Banting
Setir Pemberitaan Kasus Anak
Reza Indragiri Amriel ;
Pengurus Lembaga Perlindungan Anak
Indonesia
|
KORAN
SINDO, 31
Januari 2017
”...seorang anak berusia
sembilan tahun disobek [xxx]- nya lalu [yyy]-nya dijadikan tumbal ilmu hitam,
kemudian [zzz] korban dibuang ke jurang....”
Boleh
percaya, boleh tidak; kalimat horor itu tertulis eksplisit pada undangan
konferensi pers yang dibikin dan disebarluaskan oleh–pahit
mengatakannya–sebuah organisasi perlindungan anak! Itu bukan perilaku bombastis
satu-satunya.
Beberapa
pekan sebelumnya, organisasi yang sama memajang foto-foto wajah sejumlah anak
korban kekerasan seksual di laman media sosialnya. Tanpa disamarkan. Ulah
sedemikian rupa adalah pelanggaran terhadap Undang-Undang Sistem Peradilan
Pidana Anak. Bayangkan, hari ini media memuat berita tentang anak dianiaya.
Besok berita tentang anak yang dijahati dengan cara lebih keji.

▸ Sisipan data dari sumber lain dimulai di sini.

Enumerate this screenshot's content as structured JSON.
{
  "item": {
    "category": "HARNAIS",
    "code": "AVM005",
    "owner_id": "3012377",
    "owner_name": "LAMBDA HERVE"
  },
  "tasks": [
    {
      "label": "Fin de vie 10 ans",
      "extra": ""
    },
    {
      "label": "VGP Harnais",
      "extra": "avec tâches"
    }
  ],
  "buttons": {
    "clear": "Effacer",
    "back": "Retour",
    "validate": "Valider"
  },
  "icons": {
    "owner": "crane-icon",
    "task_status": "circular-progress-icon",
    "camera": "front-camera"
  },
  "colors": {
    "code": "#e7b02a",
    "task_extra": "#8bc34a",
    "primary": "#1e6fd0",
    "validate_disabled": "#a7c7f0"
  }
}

Lusa, lebih
sadis lagi. Tulat, deskripsi tentang kebiadaban pelaku kian tak terperi.
Publik
dibombardemen dengan berita tentang kejahatan terhadap anak yang bobotnya
terus bereskalasi. Munculkah efek jera? Hingga beberapa masa, ekspos
penderitaan anak oleh media memang bisa menumbuhkan kesadaran publik akan
situasi bahaya yang dihadapi anak. Tapi, berikutnya, studi justru merisaukan
terjadi titik jenuh alias media fatigue.
Manakala
media telah mencapai titik tersebut, pemberitaan tentang kekerasan terhadap
anak akan raib atau media akan sebatas menceritakan ulang keekstreman yang
infonya bersumber dari penggiat perlindungan anak. Ironis, media ”gagal”
menjadi lebih pintar dan ramah anak justru akibat buruknya pengetahuan atau
informasi yang semestinya ditransfer oleh organisasi penggiat perlindungan
anak.
Andai
kemudian warta media mengekspos kekejian secara telanjang, apalagi dengan
mencantumkan pilihan kata yang begitu vulgar tentang organ vital anak, itu
sungguh disayangkan. Kejadian mutakhir yang juga membuat saya geleng-geleng
kepala adalah reaksi audiens terhadap video siswa sekolah dasar (SD) yang
keseleo lidah saat mengucapkan ikan tongkol di hadapan Presiden Joko Widodo.
Pada
siaran langsung di media semacam televisi, ketika seseorang mengucapkan kata
jorok, stasiun televisi tidak mengulang-ulang adegan tersebut. Maksimal, jika
ditayangkan ulang, stasiun televisi akan menyensornya. Namun, di alam maya
dan media sosial, video ”ikan tongkol” justru diekspos besar-besaran karena
dianggap lucu.
Penyebaran
video tersebut merefleksikan kegagalan khalayak untuk (seharusnya) selekas
mungkin menghindar dari peristiwa yang sesungguhnya mengandung unsur saru,
betapa pun peristiwa itu muncul secara tak disengaja. Disadari maupun tidak,
derajat penghargaan publik akan integritas tubuh anak terukur di situ.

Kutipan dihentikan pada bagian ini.